Scientists have designed a hollow, cube-shaped protein cage that has the potential to be a useful material for nanomedicine and other applications. Its crystal structure, shown here, was optimized at the Advanced Light Source.
With help from Berkeley Lab’s Advanced Light Source, scientists from UCLA recently designed a cage made of proteins.
The nano-sized cage could lead to new biomaterials and new ways to deliver drugs inside cells. It boasts a record breaking 225-angstrom outside diameter, the largest to date for a designed protein assembly. It also has a 130-angstrom-diameter central cavity, which is large enough to hold molecular cargo. And its high porosity is perfect for packing a lot of chemistry in a small package.
More research is needed, but perhaps scientists could some day insert a cancer-fighting drug inside the cage, and tweak its exterior proteins so that it targets malignant cells.
That’s one promise of the new cage. Another is the way in which it was designed. The cage is composed of specially designed “building block” proteins. When the proteins are in a solution with just the right conditions, they assemble into a hollow cube made of 24 proteins. Some of these cubes form crystals.
The scientists used the Advanced Light Source, a synchrotron located at Berkeley Lab, to quickly visualize the cage in different solutions. This helped the scientists determine how to best get the cage to assemble itself. It also allowed them to see how different solutions yield cages of various geometries.

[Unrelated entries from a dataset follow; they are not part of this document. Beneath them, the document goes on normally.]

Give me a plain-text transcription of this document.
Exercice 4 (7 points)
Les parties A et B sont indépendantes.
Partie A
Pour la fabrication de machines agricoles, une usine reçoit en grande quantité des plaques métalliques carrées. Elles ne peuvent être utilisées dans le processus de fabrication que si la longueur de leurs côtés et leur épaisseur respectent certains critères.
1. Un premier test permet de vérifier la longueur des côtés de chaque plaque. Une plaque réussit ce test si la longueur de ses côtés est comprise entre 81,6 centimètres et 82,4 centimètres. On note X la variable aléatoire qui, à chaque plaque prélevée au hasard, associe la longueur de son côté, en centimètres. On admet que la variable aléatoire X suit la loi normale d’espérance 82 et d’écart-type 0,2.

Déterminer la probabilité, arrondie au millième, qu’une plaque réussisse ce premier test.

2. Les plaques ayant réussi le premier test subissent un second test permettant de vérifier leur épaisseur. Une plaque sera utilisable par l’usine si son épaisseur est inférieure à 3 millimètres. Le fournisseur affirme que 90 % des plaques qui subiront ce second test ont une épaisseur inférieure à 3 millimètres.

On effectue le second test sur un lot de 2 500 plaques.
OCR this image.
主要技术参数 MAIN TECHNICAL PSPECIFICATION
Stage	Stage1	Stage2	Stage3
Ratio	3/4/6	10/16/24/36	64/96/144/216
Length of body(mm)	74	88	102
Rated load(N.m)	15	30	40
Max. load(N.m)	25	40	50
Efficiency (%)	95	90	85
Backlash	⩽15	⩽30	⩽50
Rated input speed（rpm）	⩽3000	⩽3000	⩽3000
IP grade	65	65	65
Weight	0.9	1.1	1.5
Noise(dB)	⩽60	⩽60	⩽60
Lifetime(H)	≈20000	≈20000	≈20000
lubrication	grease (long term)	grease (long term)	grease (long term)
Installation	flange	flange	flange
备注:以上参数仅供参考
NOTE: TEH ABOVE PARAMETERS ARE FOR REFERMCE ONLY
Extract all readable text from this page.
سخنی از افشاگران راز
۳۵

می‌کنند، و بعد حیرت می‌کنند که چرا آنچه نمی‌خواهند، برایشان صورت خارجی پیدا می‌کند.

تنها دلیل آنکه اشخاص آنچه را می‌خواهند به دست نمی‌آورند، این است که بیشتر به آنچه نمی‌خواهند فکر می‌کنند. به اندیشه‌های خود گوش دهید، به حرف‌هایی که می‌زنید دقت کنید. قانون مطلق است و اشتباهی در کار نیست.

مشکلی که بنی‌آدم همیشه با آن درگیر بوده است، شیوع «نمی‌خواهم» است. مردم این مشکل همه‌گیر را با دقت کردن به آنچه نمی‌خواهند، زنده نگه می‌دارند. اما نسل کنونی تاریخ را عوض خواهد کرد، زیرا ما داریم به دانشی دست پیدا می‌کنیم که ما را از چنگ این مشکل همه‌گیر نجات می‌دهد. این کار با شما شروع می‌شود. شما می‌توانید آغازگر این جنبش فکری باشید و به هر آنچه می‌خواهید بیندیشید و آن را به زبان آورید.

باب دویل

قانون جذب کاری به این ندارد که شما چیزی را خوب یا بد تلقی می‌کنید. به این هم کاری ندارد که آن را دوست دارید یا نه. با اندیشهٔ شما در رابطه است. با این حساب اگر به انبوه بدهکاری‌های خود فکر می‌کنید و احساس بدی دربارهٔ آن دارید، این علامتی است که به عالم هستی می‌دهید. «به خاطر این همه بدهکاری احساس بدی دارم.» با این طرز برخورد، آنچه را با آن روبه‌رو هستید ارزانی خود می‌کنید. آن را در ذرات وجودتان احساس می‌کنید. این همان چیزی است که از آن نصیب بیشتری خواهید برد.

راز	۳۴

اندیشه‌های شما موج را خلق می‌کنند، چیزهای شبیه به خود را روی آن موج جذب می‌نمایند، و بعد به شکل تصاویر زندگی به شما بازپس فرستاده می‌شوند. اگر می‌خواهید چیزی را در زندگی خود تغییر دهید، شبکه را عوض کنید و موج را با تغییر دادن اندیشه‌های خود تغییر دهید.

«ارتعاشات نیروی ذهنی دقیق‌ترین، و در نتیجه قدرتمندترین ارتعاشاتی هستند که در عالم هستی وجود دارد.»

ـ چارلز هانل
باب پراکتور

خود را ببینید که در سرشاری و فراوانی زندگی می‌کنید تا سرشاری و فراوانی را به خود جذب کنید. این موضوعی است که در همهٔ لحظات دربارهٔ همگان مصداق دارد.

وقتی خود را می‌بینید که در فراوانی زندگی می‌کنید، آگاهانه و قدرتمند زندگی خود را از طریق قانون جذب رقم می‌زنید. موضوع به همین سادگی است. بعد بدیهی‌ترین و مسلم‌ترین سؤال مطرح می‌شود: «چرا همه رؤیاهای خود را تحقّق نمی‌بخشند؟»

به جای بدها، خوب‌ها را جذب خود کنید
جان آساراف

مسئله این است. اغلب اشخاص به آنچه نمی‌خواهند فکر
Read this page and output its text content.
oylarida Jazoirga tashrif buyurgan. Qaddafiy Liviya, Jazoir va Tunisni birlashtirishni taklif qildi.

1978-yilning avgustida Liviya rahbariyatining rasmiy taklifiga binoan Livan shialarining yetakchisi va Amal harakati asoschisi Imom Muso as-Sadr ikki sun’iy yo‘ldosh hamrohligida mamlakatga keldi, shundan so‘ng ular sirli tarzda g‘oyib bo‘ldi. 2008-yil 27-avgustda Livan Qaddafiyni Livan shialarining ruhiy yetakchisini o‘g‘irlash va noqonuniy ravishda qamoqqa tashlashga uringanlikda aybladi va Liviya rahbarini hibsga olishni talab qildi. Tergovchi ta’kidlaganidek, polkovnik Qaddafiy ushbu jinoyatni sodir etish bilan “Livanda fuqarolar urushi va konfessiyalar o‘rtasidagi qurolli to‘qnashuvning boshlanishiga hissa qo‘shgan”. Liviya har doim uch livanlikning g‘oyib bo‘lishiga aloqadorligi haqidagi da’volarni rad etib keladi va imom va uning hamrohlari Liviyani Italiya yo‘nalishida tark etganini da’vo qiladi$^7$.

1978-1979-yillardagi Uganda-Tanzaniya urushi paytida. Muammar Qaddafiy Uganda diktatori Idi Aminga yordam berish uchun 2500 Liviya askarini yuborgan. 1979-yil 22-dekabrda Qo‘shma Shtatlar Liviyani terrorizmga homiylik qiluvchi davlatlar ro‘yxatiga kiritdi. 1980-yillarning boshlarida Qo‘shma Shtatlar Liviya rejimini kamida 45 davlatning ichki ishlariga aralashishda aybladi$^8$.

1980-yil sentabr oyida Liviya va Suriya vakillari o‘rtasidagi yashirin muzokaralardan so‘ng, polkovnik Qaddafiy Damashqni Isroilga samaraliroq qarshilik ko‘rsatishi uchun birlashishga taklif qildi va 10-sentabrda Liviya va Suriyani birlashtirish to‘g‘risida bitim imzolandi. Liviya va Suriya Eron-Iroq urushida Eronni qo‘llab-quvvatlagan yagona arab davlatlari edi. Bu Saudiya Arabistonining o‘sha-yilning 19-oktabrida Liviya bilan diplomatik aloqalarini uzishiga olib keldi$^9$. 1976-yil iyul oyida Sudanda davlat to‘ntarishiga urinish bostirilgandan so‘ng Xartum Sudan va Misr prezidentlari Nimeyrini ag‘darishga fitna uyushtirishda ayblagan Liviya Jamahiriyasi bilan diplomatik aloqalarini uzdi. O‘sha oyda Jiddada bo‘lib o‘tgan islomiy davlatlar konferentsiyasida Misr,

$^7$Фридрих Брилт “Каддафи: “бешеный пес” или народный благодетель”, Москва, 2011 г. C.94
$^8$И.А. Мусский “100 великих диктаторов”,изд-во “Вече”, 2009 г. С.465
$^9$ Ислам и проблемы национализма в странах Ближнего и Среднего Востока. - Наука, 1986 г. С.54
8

They used beamline 12.3.1, also known as SIBYLS, which stands for Structurally Integrated Biology for Life Sciences. The SIBYLS beamline is optimized for the joint application of crystallography and SAXS imaging, or small-angle X-ray scattering. SAXS provides information on the shapes of large molecular assemblies in almost any type of solution. And it’s much faster than conventional protein crystallography techniques.
“SAXS helped us efficiently and quickly understand the assembly processes of these protein cages. We had feedback in a matter of hours, not days” says Greg Hura, a scientist with Berkeley Lab’s Physical Biosciences Division.
Hura and John Tainer of Berkeley Lab’s Life Sciences Division are co-authors of a Nature Chemistry paper that describes the protein cage. The research was led by Todd Yeates, a UCLA professor of chemistry and biochemistry.
Greg Hura at the The SIBYLS beamline at the Advanced Light Source. The beamline can quickly visualize a protein assembly’s structure in almost any solution, and is helping researchers design new biomaterials.
SAXS made its mark elucidating the structure of proteins critical to human health, such as DNA repair machines. The technique can analyze about 100 samples in four hours. It also analyzes samples in solutions that approximate the biological conditions in which proteins are found. Hura and Tainer are now expanding SAXS’s repertoire to assist in the development of biomaterials.
“The magic of proteins is they are capable of a tremendous amount of chemistry, which we can harness in advanced materials for medicine, energy, and other applications,” says Hura, who helped optimize SAXS for high-throughput use.
The technique could be especially useful in helping to integrate the nanoscale properties of individual proteins into large complexes that perform useful functions. For example, Hura envisions using SAXS to develop protein assemblies that act as highly efficient catalysts, complete with millions of points that interact with a substance of choice.
“We are keenly interested in the rules for assembly at these nanoscales, since many alternative and valuable designs are currently being explored,” says Hura.
For the UCLA-developed protein cage, SAXS helped the scientists develop an annealing process that yielded crystal structures of the cage in eight hours. Before, it took several months for crystals to form. SAXS also enabled the team to analyze the protein cages under real-world physiological conditions, such as the pH levels found inside cells, and see how these conditions affected the cages’ properties.
“The technique allows the direct visualization of a structure’s flexibility and variability in solution, which will help improve the design of protein cages and other biomaterials,” says Hura.